Rey: This one actually does bother me, for several reasons.  Lucas and Kennedy have both said that STAR WARS is the story of the Skywalkers, and I personally want a saga that's narratively coherent when watched straight through.  Asides from the setting (a galaxy with Hyperspace, a mystic Force, and lightsabers), the only other thing to really tie the saga together is its main "character," a special family with a lot of drama.  It's been said that the difference between a STAR WARS episode and a spinoff is that the main episodes are  part of the Skywalker story.  To me, merely having Ben in the background as the main villain isn't enough, because his development is secondary to Rey's, and it really should be a Skywalker who engages with the main themes of the saga as they develop.  Additionally, ever since the idea of a Chosen One was established, I do think that the saga needs to follow up on it.  I think that every bit of mythology established in STAR WARS needs to be completely owned up to.  The prophecy of the Chosen One doesn't seem to have been fulfilled yet, and I do seriously think that something needs to be done with Anakin's bloodline to balance the Force.  And furthermore, in addition to a narrative problem, there's a serious logical problem if Rey isn't part of the chosen bloodline.  Anakin was so powerful that the Jedi understood him to be literally conceived of the Force.  He was off the charts...and it still took him years of apprenticeship to really get anywhere.  Even with a decade of training, he lost his first duel to Count Dooku.  His son, Luke, took time to figure out how to simply lift a lightsaber.  And now you have Rey, who is demonstrably more powerful than both Luke and Ben, who can do all of these things with no practice.  I find this highly unsatisfying, and the best way to make logical sense out of this, while working within the framework of what's already established, is to simply say that she's Luke's daughter.  I think that this is more important now than ever, now that Carrie Fisher has passed away and you can't conclude the saga with a story about Leia and Ben's conflicts.  Every single STAR WARS film has had at least two Skywalkers in it to create some family drama, and I do insist that this is the one through-line that makes STAR WARS the story that it is.

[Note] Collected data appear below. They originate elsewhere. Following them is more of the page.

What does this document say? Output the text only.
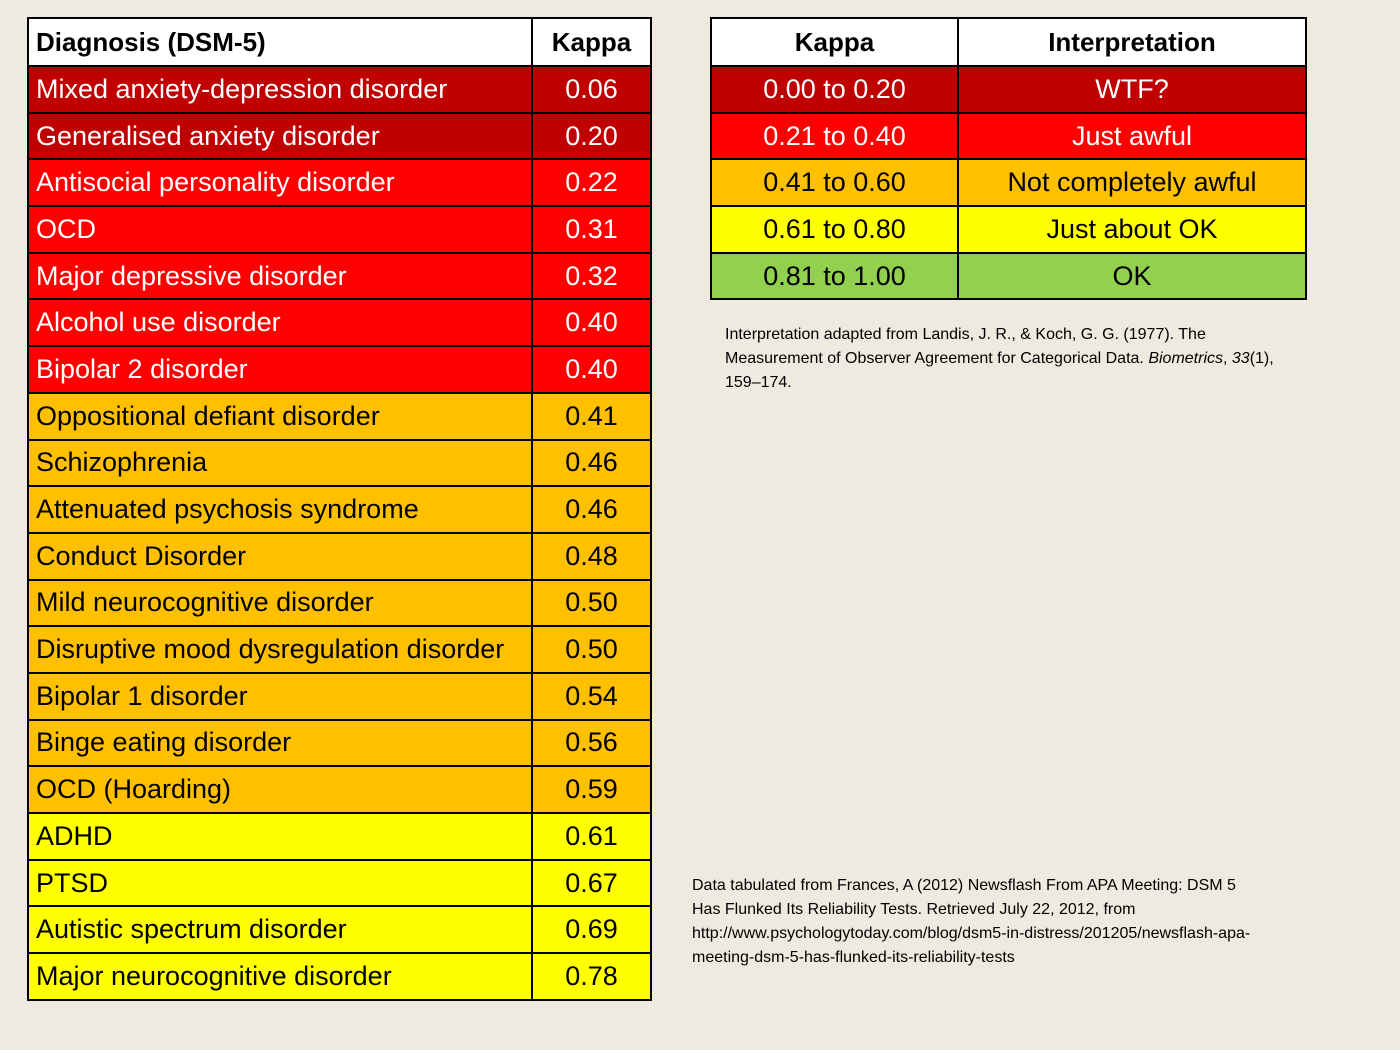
Diagnosis (DSM-5)	Kappa
Mixed anxiety-depression disorder	0.06
Generalised anxiety disorder	0.20
Antisocial personality disorder	0.22
OCD	0.31
Major depressive disorder	0.32
Alcohol use disorder	0.40
Bipolar 2 disorder	0.40
Oppositional defiant disorder	0.41
Schizophrenia	0.46
Attenuated psychosis syndrome	0.46
Conduct Disorder	0.48
Mild neurocognitive disorder	0.50
Disruptive mood dysregulation disorder	0.50
Bipolar 1 disorder	0.54
Binge eating disorder	0.56
OCD (Hoarding)	0.59
ADHD	0.61
PTSD	0.67
Autistic spectrum disorder	0.69
Major neurocognitive disorder	0.78
Kappa	Interpretation
0.00 to 0.20	WTF?
0.21 to 0.40	Just awful
0.41 to 0.60	Not completely awful
0.61 to 0.80	Just about OK
0.81 to 1.00	OK
Interpretation adapted from Landis, J. R., & Koch, G. G. (1977). The Measurement of Observer Agreement for Categorical Data. Biometrics, 33(1), 159–174.
Data tabulated from Frances, A (2012) Newsflash From APA Meeting: DSM 5 Has Flunked Its Reliability Tests. Retrieved July 22, 2012, from http://www.psychologytoday.com/blog/dsm5-in-distress/201205/newsflash-apa-meeting-dsm-5-has-flunked-its-reliability-tests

Anyone can be a Jedi:  I should note that there's a need for some Ratatouille semantics here.  Anyone does not mean everyone.  Indeed, anyone can be a Jedi.  After all, the Jedi came from all over the universe.  However, I find it weird when people say that this movie established that any person who reaches out to use the Force will be able to use it, that it's universal and nobody has to be born with it.  They say this because Rey's parents are allegedly nobody, and there's a kid who uses the Force...but that's doesn't exactly disprove much.  I don't necessarily think that you need Force-sensitive parents in order to be sensitive in the Force, but you do still basically need to be born with it.  Even Episode VII established this, saying that Rey is strong with the Force, implying that others are not.  Rey can use the Force, but Finn can't.  Han can't.  Episode VIII talks about the "mighty Skywalker blood."  Rogue One additionally shows a man who is a strong believer in the Force, but clearly can't actually utilize it himself no matter how much he believes it.  I do believe that the Force can be with someone without them having a special gift for using it, and would like to see STAR WARS explore that more.  Anyway, Episode VIII does not establish that everyone can be a Jedi, but people keep on listing that as something that Rian Johnson changed about the mythology, and for the life of me I can't really understand that.  By that same logic, you could say that Episode II does the same thing, since you see all of those children training with Yoda, and it's established that Jedi can't marry or have attachments.